The study of consciousness is now at the forefront of cognitive neuroscience. Major advances in understanding the neurobiological origins of the human mind are anticipated over the next few decades, which will bring with them practical applications and interventions that will necessarily affect mental health and psychiatry. Present progress with technical and methodological aspects of consciousness science is accompanied by the development and refinement of theoretical models among which the notion of predictive coding and the Bayesian brain is beginning to dominate. The central premise of the predictive brain, first formulated by von Helmhotz, is that to make sense of the wealth of dynamic sensory information the brain must try to predict the source of sensory inputs.

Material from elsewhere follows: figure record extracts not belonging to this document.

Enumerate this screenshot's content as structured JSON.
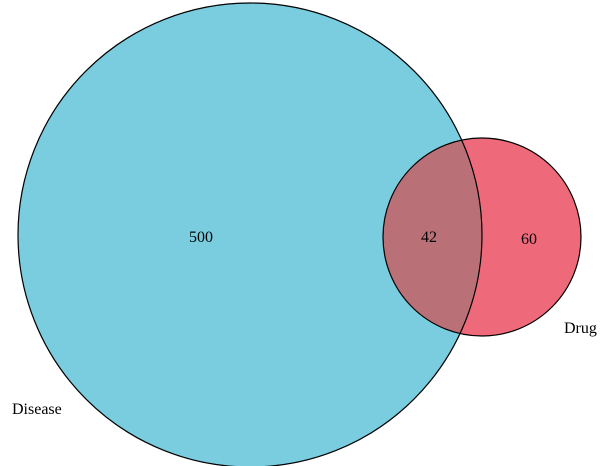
{
  "venn": {
    "sets": [
      {
        "name": "Disease",
        "color": "#79CDDF"
      },
      {
        "name": "Drug",
        "color": "#EE6A7B"
      }
    ],
    "regions": {
      "disease_only": "500",
      "intersection": "42",
      "drug_only": "60"
    },
    "intersection_color": "#BA7077",
    "outline_color": "#000000"
  }
}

Friston and others present these concepts as driven by functional efficiency, a need to minimise ‘free energy’. Sensation is inference, wherein predictive codes represent hypotheses that are tested against incoming data, generating prediction errors. In this context actions become embodied means for active inference, enhancing the precision and accuracy of future predictions. Embodiment also applies to the concept of interoceptive predictive coding, relating to internal bodily control and viscerosensory information. This notion is emerging as a potent model for the neural mechanisms that underlie self-representation and emotion states and, by extension, disorders of selfhood and affect that have pervasive relevance to psychiatry. Professor Maldonado’s book provides a valuable framework to consider such elaborations of the predictive brain and represents a scholarly resource from an erudite perspective.